Not really? Everyone would look at the split adjusted price for the past?


I know plenty of people who dont understand that 100 $1 stocks is the same as 1 $100 stock


It’s not the same. Depends on total shares.

No one likes messing with stuff that’s never gonna move, doesn’t matter if it’s $1 of $100, it might as well not even be an investment opportunity.

The returns on these high priced and low volume stocks will always be shit.


nope, the lower number tricks your mind.


How is the lesson lost?

Don't you own the same amount after the split?

Isn't the total value of compounding the same after x year?

I feel like I am either missing something big or Buffett just has one of those "I'm gonna do it my way b/c" things here.

And since I am a fool with finance I must be missing something big :)


"Unsophisticated" investors see the big number and the price history (which is much simpler without splits) and see the power of compounding plainly. There's not much more to it than that.

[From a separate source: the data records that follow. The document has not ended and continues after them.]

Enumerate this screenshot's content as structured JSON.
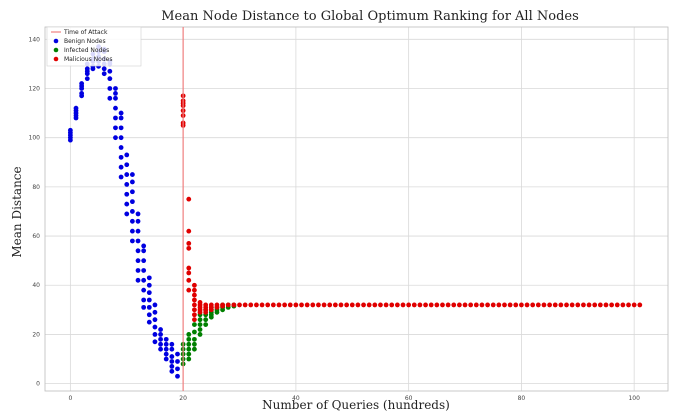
{
  "chart_data": {
    "type": "scatter",
    "title": "Mean Node Distance to Global Optimum Ranking for All Nodes",
    "xlabel": "Number of Queries (hundreds)",
    "ylabel": "Mean Distance",
    "xlim": [
      -4.5,
      106
    ],
    "ylim": [
      -3,
      145
    ],
    "xticks": [
      0,
      20,
      40,
      60,
      80,
      100
    ],
    "yticks": [
      0,
      20,
      40,
      60,
      80,
      100,
      120,
      140
    ],
    "grid": true,
    "legend_position": "top-left",
    "attack_line": {
      "name": "Time of Attack",
      "x": 20,
      "color": "#f08080"
    },
    "series": [
      {
        "name": "Benign Nodes",
        "color": "#0000e0",
        "points": [
          [
            0,
            99
          ],
          [
            0,
            100
          ],
          [
            0,
            101
          ],
          [
            0,
            102
          ],
          [
            0,
            103
          ],
          [
            1,
            108
          ],
          [
            1,
            109
          ],
          [
            1,
            110
          ],
          [
            1,
            111
          ],
          [
            1,
            112
          ],
          [
            2,
            117
          ],
          [
            2,
            118
          ],
          [
            2,
            120
          ],
          [
            2,
            121
          ],
          [
            2,
            122
          ],
          [
            3,
            124
          ],
          [
            3,
            126
          ],
          [
            3,
            127
          ],
          [
            3,
            128
          ],
          [
            3,
            130
          ],
          [
            4,
            128
          ],
          [
            4,
            129
          ],
          [
            4,
            131
          ],
          [
            4,
            132
          ],
          [
            4,
            134
          ],
          [
            5,
            129
          ],
          [
            5,
            131
          ],
          [
            5,
            133
          ],
          [
            5,
            135
          ],
          [
            5,
            137
          ],
          [
            6,
            126
          ],
          [
            6,
            128
          ],
          [
            6,
            130
          ],
          [
            6,
            132
          ],
          [
            6,
            135
          ],
          [
            6,
            136
          ],
          [
            7,
            116
          ],
          [
            7,
            120
          ],
          [
            7,
            124
          ],
          [
            7,
            127
          ],
          [
            7,
            130
          ],
          [
            7,
            131
          ],
          [
            8,
            100
          ],
          [
            8,
            104
          ],
          [
            8,
            108
          ],
          [
            8,
            112
          ],
          [
            8,
            116
          ],
          [
            8,
            118
          ],
          [
            8,
            120
          ],
          [
            9,
            84
          ],
          [
            9,
            88
          ],
          [
            9,
            92
          ],
          [
            9,
            96
          ],
          [
            9,
            100
          ],
          [
            9,
            104
          ],
          [
            9,
            108
          ],
          [
            9,
            110
          ],
          [
            10,
            69
          ],
          [
            10,
            73
          ],
          [
            10,
            77
          ],
          [
            10,
            81
          ],
          [
            10,
            85
          ],
          [
            10,
            89
          ],
          [
            10,
            93
          ],
          [
            11,
            58
          ],
          [
            11,
            62
          ],
          [
            11,
            66
          ],
          [
            11,
            70
          ],
          [
            11,
            74
          ],
          [
            11,
            78
          ],
          [
            11,
            82
          ],
          [
            11,
            85
          ],
          [
            12,
            42
          ],
          [
            12,
            46
          ],
          [
            12,
            50
          ],
          [
            12,
            54
          ],
          [
            12,
            58
          ],
          [
            12,
            62
          ],
          [
            12,
            66
          ],
          [
            12,
            69
          ],
          [
            13,
            31
          ],
          [
            13,
            34
          ],
          [
            13,
            38
          ],
          [
            13,
            42
          ],
          [
            13,
            46
          ],
          [
            13,
            50
          ],
          [
            13,
            54
          ],
          [
            13,
            56
          ],
          [
            14,
            25
          ],
          [
            14,
            28
          ],
          [
            14,
            31
          ],
          [
            14,
            34
          ],
          [
            14,
            37
          ],
          [
            14,
            40
          ],
          [
            14,
            43
          ],
          [
            15,
            17
          ],
          [
            15,
            20
          ],
          [
            15,
            23
          ],
          [
            15,
            26
          ],
          [
            15,
            29
          ],
          [
            15,
            32
          ],
          [
            16,
            14
          ],
          [
            16,
            16
          ],
          [
            16,
            18
          ],
          [
            16,
            20
          ],
          [
            16,
            22
          ],
          [
            17,
            10
          ],
          [
            17,
            12
          ],
          [
            17,
            14
          ],
          [
            17,
            16
          ],
          [
            17,
            18
          ],
          [
            18,
            5
          ],
          [
            18,
            7
          ],
          [
            18,
            9
          ],
          [
            18,
            11
          ],
          [
            18,
            14
          ],
          [
            18,
            16
          ],
          [
            19,
            3
          ],
          [
            19,
            6
          ],
          [
            19,
            9
          ],
          [
            19,
            12
          ]
        ]
      },
      {
        "name": "Infected Nodes",
        "color": "#008000",
        "points": [
          [
            20,
            8
          ],
          [
            20,
            10
          ],
          [
            20,
            12
          ],
          [
            20,
            14
          ],
          [
            20,
            16
          ],
          [
            21,
            10
          ],
          [
            21,
            12
          ],
          [
            21,
            14
          ],
          [
            21,
            16
          ],
          [
            21,
            18
          ],
          [
            21,
            20
          ],
          [
            22,
            14
          ],
          [
            22,
            16
          ],
          [
            22,
            18
          ],
          [
            22,
            21
          ],
          [
            22,
            24
          ],
          [
            23,
            20
          ],
          [
            23,
            22
          ],
          [
            23,
            24
          ],
          [
            23,
            26
          ],
          [
            23,
            28
          ],
          [
            24,
            24
          ],
          [
            24,
            26
          ],
          [
            24,
            28
          ],
          [
            24,
            30
          ],
          [
            25,
            27
          ],
          [
            25,
            28
          ],
          [
            25,
            29
          ],
          [
            25,
            30
          ],
          [
            25,
            31
          ],
          [
            26,
            29
          ],
          [
            26,
            30
          ],
          [
            26,
            31
          ],
          [
            27,
            30
          ],
          [
            27,
            31
          ],
          [
            27,
            32
          ],
          [
            28,
            31
          ],
          [
            28,
            32
          ],
          [
            29,
            31.5
          ],
          [
            29,
            32
          ]
        ]
      },
      {
        "name": "Malicious Nodes",
        "color": "#e00000",
        "points": [
          [
            20,
            105
          ],
          [
            20,
            106
          ],
          [
            20,
            109
          ],
          [
            20,
            111
          ],
          [
            20,
            113
          ],
          [
            20,
            114
          ],
          [
            20,
            115
          ],
          [
            20,
            117
          ],
          [
            21,
            75
          ],
          [
            21,
            62
          ],
          [
            21,
            57
          ],
          [
            21,
            55
          ],
          [
            21,
            47
          ],
          [
            21,
            45
          ],
          [
            21,
            42
          ],
          [
            21,
            38
          ],
          [
            22,
            40
          ],
          [
            22,
            38
          ],
          [
            22,
            36
          ],
          [
            22,
            34
          ],
          [
            22,
            32
          ],
          [
            22,
            30
          ],
          [
            22,
            28
          ],
          [
            22,
            26
          ],
          [
            23,
            33
          ],
          [
            23,
            32
          ],
          [
            23,
            31
          ],
          [
            23,
            30
          ],
          [
            23,
            29
          ],
          [
            24,
            32
          ],
          [
            24,
            31
          ],
          [
            24,
            30
          ],
          [
            24,
            29
          ],
          [
            25,
            32
          ],
          [
            25,
            31
          ],
          [
            25,
            30
          ],
          [
            26,
            32
          ],
          [
            26,
            31
          ],
          [
            27,
            32
          ],
          [
            27,
            31.5
          ],
          [
            28,
            32
          ],
          [
            29,
            32
          ],
          [
            30,
            32
          ],
          [
            31,
            32
          ],
          [
            32,
            32
          ],
          [
            33,
            32
          ],
          [
            34,
            32
          ],
          [
            35,
            32
          ],
          [
            36,
            32
          ],
          [
            37,
            32
          ],
          [
            38,
            32
          ],
          [
            39,
            32
          ],
          [
            40,
            32
          ],
          [
            41,
            32
          ],
          [
            42,
            32
          ],
          [
            43,
            32
          ],
          [
            44,
            32
          ],
          [
            45,
            32
          ],
          [
            46,
            32
          ],
          [
            47,
            32
          ],
          [
            48,
            32
          ],
          [
            49,
            32
          ],
          [
            50,
            32
          ],
          [
            51,
            32
          ],
          [
            52,
            32
          ],
          [
            53,
            32
          ],
          [
            54,
            32
          ],
          [
            55,
            32
          ],
          [
            56,
            32
          ],
          [
            57,
            32
          ],
          [
            58,
            32
          ],
          [
            59,
            32
          ],
          [
            60,
            32
          ],
          [
            61,
            32
          ],
          [
            62,
            32
          ],
          [
            63,
            32
          ],
          [
            64,
            32
          ],
          [
            65,
            32
          ],
          [
            66,
            32
          ],
          [
            67,
            32
          ],
          [
            68,
            32
          ],
          [
            69,
            32
          ],
          [
            70,
            32
          ],
          [
            71,
            32
          ],
          [
            72,
            32
          ],
          [
            73,
            32
          ],
          [
            74,
            32
          ],
          [
            75,
            32
          ],
          [
            76,
            32
          ],
          [
            77,
            32
          ],
          [
            78,
            32
          ],
          [
            79,
            32
          ],
          [
            80,
            32
          ],
          [
            81,
            32
          ],
          [
            82,
            32
          ],
          [
            83,
            32
          ],
          [
            84,
            32
          ],
          [
            85,
            32
          ],
          [
            86,
            32
          ],
          [
            87,
            32
          ],
          [
            88,
            32
          ],
          [
            89,
            32
          ],
          [
            90,
            32
          ],
          [
            91,
            32
          ],
          [
            92,
            32
          ],
          [
            93,
            32
          ],
          [
            94,
            32
          ],
          [
            95,
            32
          ],
          [
            96,
            32
          ],
          [
            97,
            32
          ],
          [
            98,
            32
          ],
          [
            99,
            32
          ],
          [
            100,
            32
          ],
          [
            101,
            32
          ]
        ]
      }
    ]
  }
}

A common misunderstanding is that if a bunch of investors pool their stocks, they’ll earn more compounding interest on the larger pooled principal than they would individually, or conversely that a stock should not be split or it will earn less interest.

The continuously compounding exponential return formula is P(t) = P0 e^rt

Note that only time enters the argument of the exponent, not the principal. So the returns are invariant to divisions of the principal (ignoring human behavior effects).